This article was written by Chris Arrendale of Inbox Pros as part of a series on Email Deliverability
Many email marketers feel that email deliverability is a black box, and get confused about what works and what doesn’t. There are a lot of myths out there, and it gets difficult to figure out which ones to believe and which ones not to. To help clarify things, here are 3 tips on demystifying email deliverability, with details on what each point means.
Delivered doesn’t = Deliverability
This is an essential point in the deliverability field. Many email marketers, after reviewing reports, believe that if 98% of their emails were delivered, 98% went into the inbox. This is misleading, however. The term ‘Delivered’ is a way to measure that the recipient’s mail server accepted the email.
Deliverability, in contrast, is the process of getting to the inbox and measuring the open/click statistics. Getting your email into your subscriber’s inbox is the only way to get opens, clicks, and conversions! Deliverability is constantly changing and evolving, so reviewing data and email results is key.
All Bounces Are Not Created Equally
There are 2 different types of bounces: hard and soft. Hard bounces occur when the email server rejects the email due to permanent conditions. Examples of this include a bad mailbox or bad domain. Soft bounces occur when the email server rejects the email due to a temporary condition. Examples of this include a full mailbox, or a temporary ISP block. Bounce rates heavily affect your IP/domain reputation. If bounce rates are too high, the ISP may think you are trying to spam them and may block your domain or IP address. There is no “magic number” that can get you blocked/bulked.
Spam Filters Change Thousands Of Times A Day
It’s important to keep in mind here that what worked last week may not work this week! Certain words, phrases, images, etc. could be causing issues with your content if they also show up in spam emails. It is imperative to perform ongoing testing with content and design. There are many reasons why your email could have been bulked or blocked, including:
1. Did you send to a new list that you haven’t sent to before?

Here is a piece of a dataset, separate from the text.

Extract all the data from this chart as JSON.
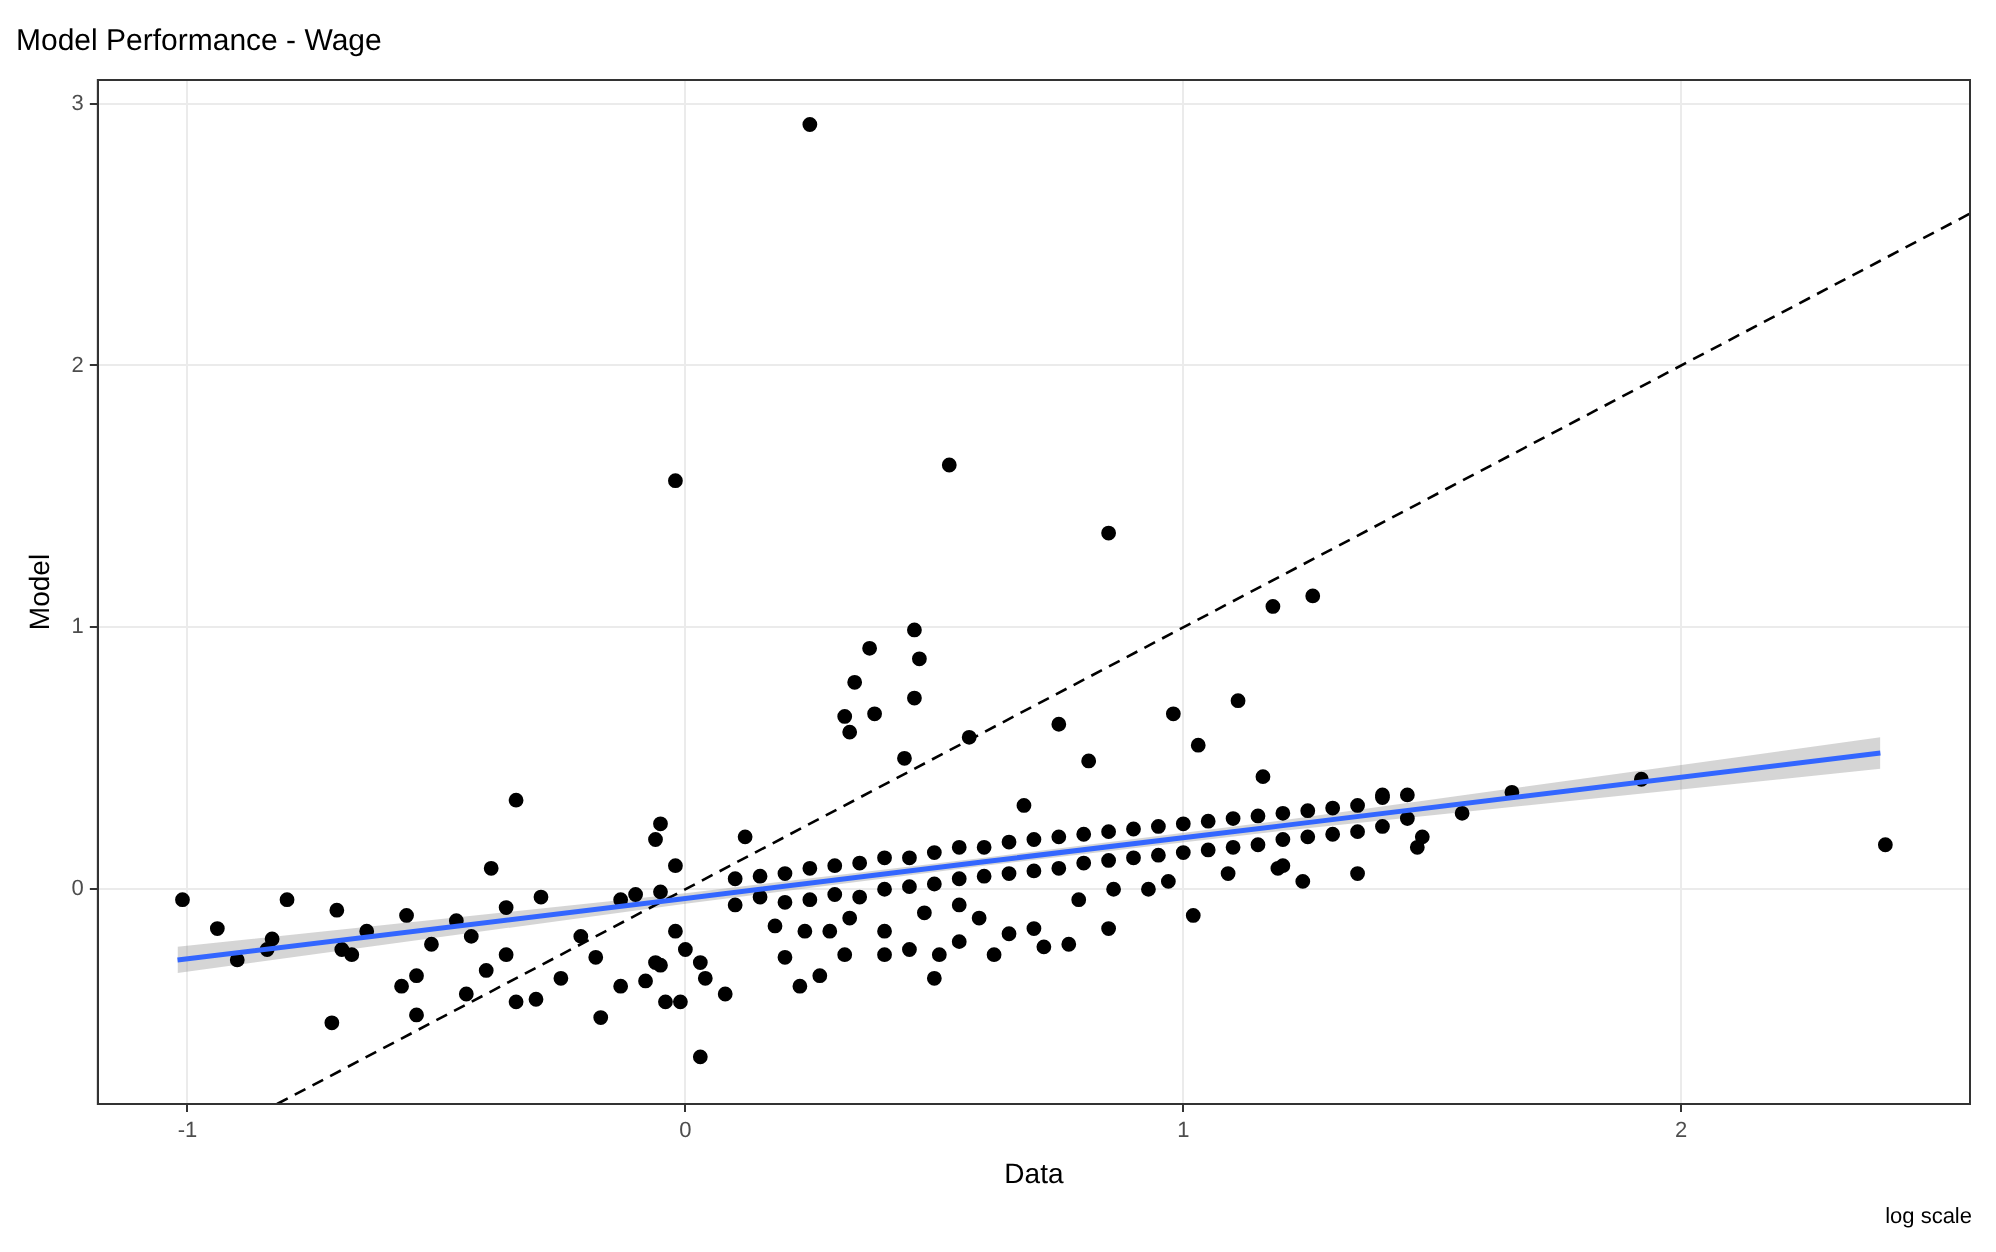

2. Did you receive a lot of abuse complaints/hit a lot of spam traps?
3. Has the reputation on the IP or domain gone down?
4. ISPs can and will change their filters thousands of times a day.
5. A word/phrase that was accepted 2 hours ago may be blocked now.
Many of these filters look for the following:
1. Recipient engagement.
2. Authentication – SPF & DKIM.
3. The reputation of the sending IP address.
4. The sender’s domain reputation.
5. Characteristics of the email content.
6. Digital fingerprint of the email itself.
Marketers must have a consistent and proactive approach to email deliverability to run programs that drive revenue. If you actively monitor unsubscribes, complaints, and bounces, you’ll have a real understanding of what constitutes good deliverability.